Hch 2,1-13. Para los judíos, Pentecostés era la fiesta que conmemoraba la alianza del Sinaí (Ley), y se celebraba siete semanas después de la Pascua. Para nosotros los cristianos, con la presencia intima del Espíritu de Dios en cada uno, Pentecostés es la acción que nos transforma y que nos permite comprender profundamente la voluntad de Dios.
El regalo del Espíritu es para todos los que creen en Jesús, no sólo para los discípulos. Es el dinamismo vivo de la misión de Jesús que, después de Él, continúa a través de todos los que se han comprometido con su proyecto.
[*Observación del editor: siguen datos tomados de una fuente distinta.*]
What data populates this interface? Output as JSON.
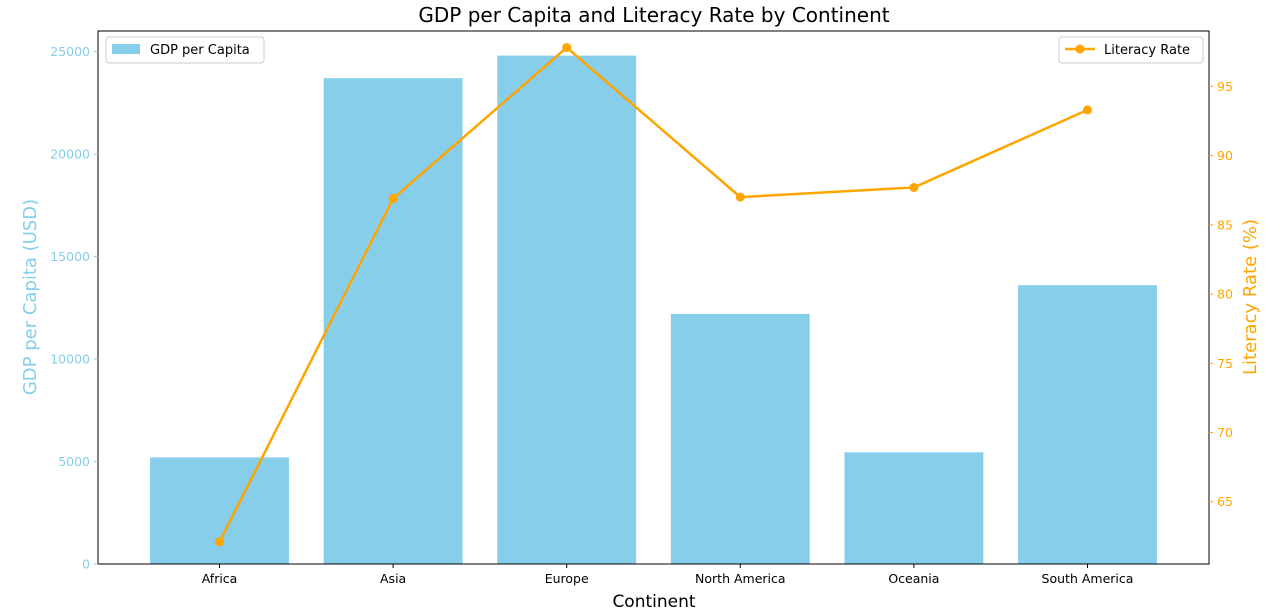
{
  "chart_data": {
    "type": "bar+line",
    "title": "GDP per Capita and Literacy Rate by Continent",
    "xlabel": "Continent",
    "categories": [
      "Africa",
      "Asia",
      "Europe",
      "North America",
      "Oceania",
      "South America"
    ],
    "bar_series": {
      "name": "GDP per Capita",
      "ylabel": "GDP per Capita (USD)",
      "values": [
        5200,
        23700,
        24800,
        12200,
        5450,
        13600
      ],
      "ylim": [
        0,
        26000
      ],
      "ticks": [
        0,
        5000,
        10000,
        15000,
        20000,
        25000
      ],
      "color": "#87ceeb"
    },
    "line_series": {
      "name": "Literacy Rate",
      "ylabel": "Literacy Rate (%)",
      "values": [
        62.1,
        86.9,
        97.8,
        87.0,
        87.7,
        93.3
      ],
      "ylim": [
        60.5,
        99.0
      ],
      "ticks": [
        65,
        70,
        75,
        80,
        85,
        90,
        95
      ],
      "color": "#ffa500"
    },
    "legend_left": "top-left",
    "legend_right": "top-right",
    "grid": false
  }
}
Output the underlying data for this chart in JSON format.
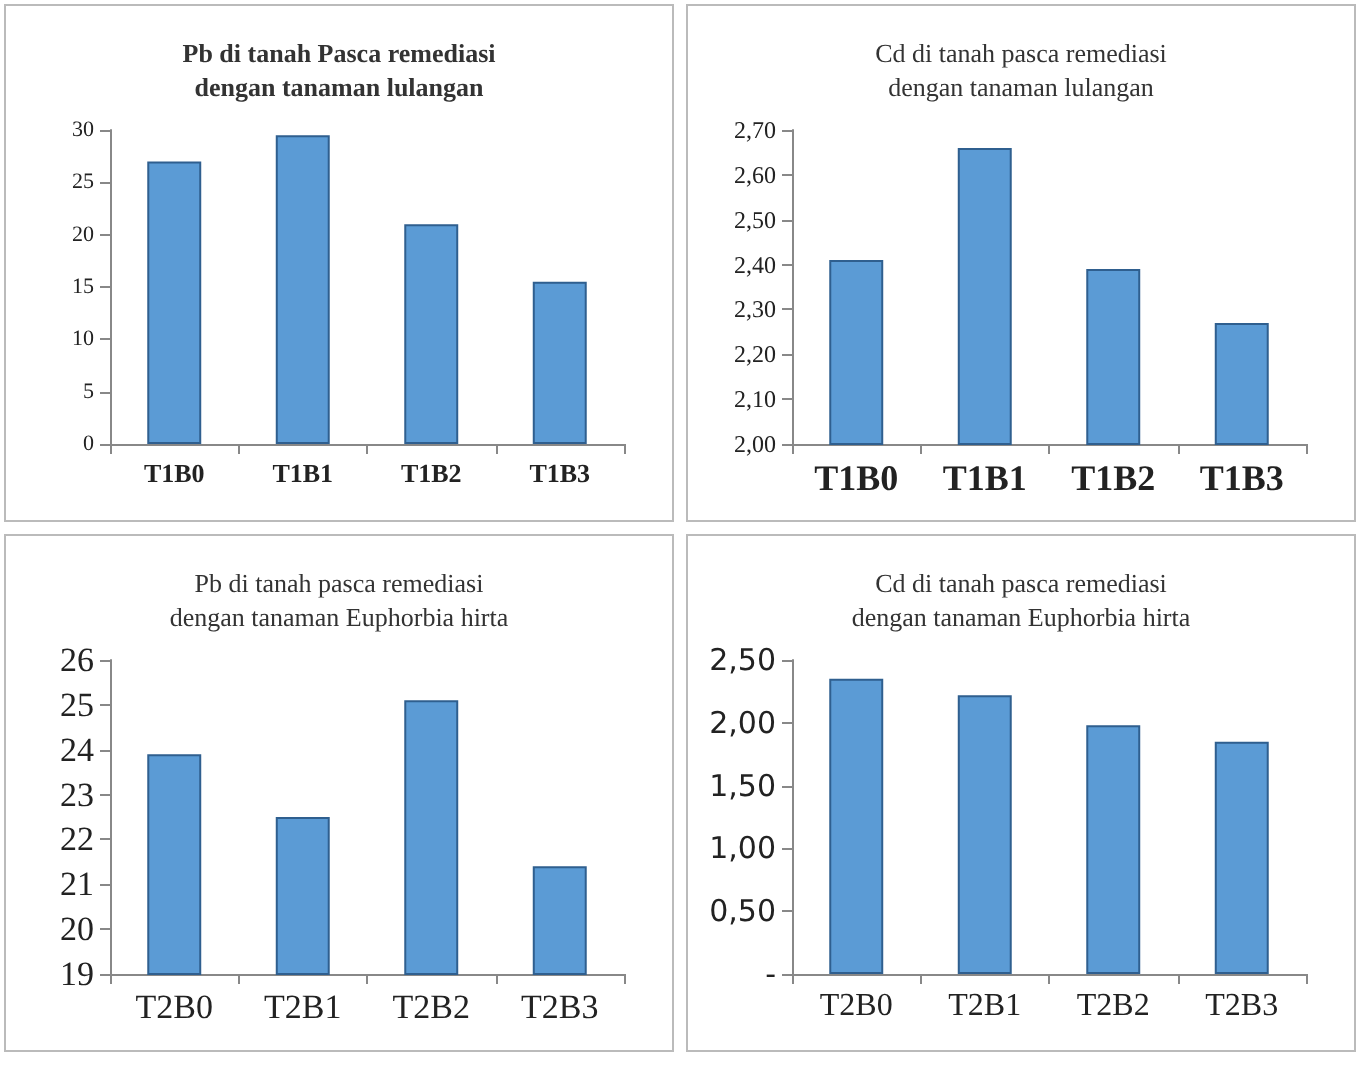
{
  "chart_data": [
    {
      "type": "bar",
      "title": "Pb di tanah Pasca remediasi\ndengan tanaman lulangan",
      "categories": [
        "T1B0",
        "T1B1",
        "T1B2",
        "T1B3"
      ],
      "values": [
        27,
        29.5,
        21,
        15.5
      ],
      "color": "#5b9bd5",
      "ylim": [
        0,
        30
      ],
      "yticks": [
        0,
        5,
        10,
        15,
        20,
        25,
        30
      ],
      "grid": false
    },
    {
      "type": "bar",
      "title": "Cd di tanah pasca remediasi\ndengan tanaman lulangan",
      "categories": [
        "T1B0",
        "T1B1",
        "T1B2",
        "T1B3"
      ],
      "values": [
        2.41,
        2.66,
        2.39,
        2.27
      ],
      "color": "#5b9bd5",
      "ylim": [
        2,
        2.7
      ],
      "yticks": [
        {
          "value": 2,
          "label": "2,00"
        },
        {
          "value": 2.1,
          "label": "2,10"
        },
        {
          "value": 2.2,
          "label": "2,20"
        },
        {
          "value": 2.3,
          "label": "2,30"
        },
        {
          "value": 2.4,
          "label": "2,40"
        },
        {
          "value": 2.5,
          "label": "2,50"
        },
        {
          "value": 2.6,
          "label": "2,60"
        },
        {
          "value": 2.7,
          "label": "2,70"
        }
      ],
      "grid": false
    },
    {
      "type": "bar",
      "title": "Pb di tanah pasca remediasi\ndengan tanaman Euphorbia hirta",
      "categories": [
        "T2B0",
        "T2B1",
        "T2B2",
        "T2B3"
      ],
      "values": [
        23.9,
        22.5,
        25.1,
        21.4
      ],
      "color": "#5b9bd5",
      "ylim": [
        19,
        26
      ],
      "yticks": [
        19,
        20,
        21,
        22,
        23,
        24,
        25,
        26
      ],
      "grid": false
    },
    {
      "type": "bar",
      "title": "Cd di tanah pasca remediasi\ndengan tanaman Euphorbia hirta",
      "categories": [
        "T2B0",
        "T2B1",
        "T2B2",
        "T2B3"
      ],
      "values": [
        2.35,
        2.22,
        1.98,
        1.85
      ],
      "color": "#5b9bd5",
      "ylim": [
        0,
        2.5
      ],
      "yticks": [
        {
          "value": 0,
          "label": "-"
        },
        {
          "value": 0.5,
          "label": "0,50"
        },
        {
          "value": 1,
          "label": "1,00"
        },
        {
          "value": 1.5,
          "label": "1,50"
        },
        {
          "value": 2,
          "label": "2,00"
        },
        {
          "value": 2.5,
          "label": "2,50"
        }
      ],
      "grid": false
    }
  ]
}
La narración dice que todos comprendieron, aunque hablaban diversas lenguas y tenían diferentes culturas: “les oímos proclamar en nuestras lenguas las maravillas de Dios”, significando que el cristianismo nació en una cultura específica, pero el proyecto de Dios, realizado por Jesús, no es para un grupo cultural sino para toda la humanidad.
En el texto se habla de estruendo, viento y fuego, tres elementos que si bien se consideran manifestaciones del Espíritu de Dios, los cristianos debemos aprender a discernir con claridad y coherencia y significan que Dios está actuando, que es un don.
Hubo lenguas de fuego sobre cada uno. Es la manifestación simbólica del Espíritu a través del medio por el que nos comunicamos. Las experiencias de Dios nos imponen comunicar la buena noticia del Evangelio, que transforma y hace surgir la fraternidad y el compartir, proporcionando libertad y vida para todos.
Según Lucas, en Jerusalén se encontraban personas de las naciones de todo el mundo; era la “oikumene”, de donde proviene nuestra palabra “ecumenismo”. Esto quiere decir que el Evangelio, la Buena Nueva, es para todo el mundo y en toda época y lugar.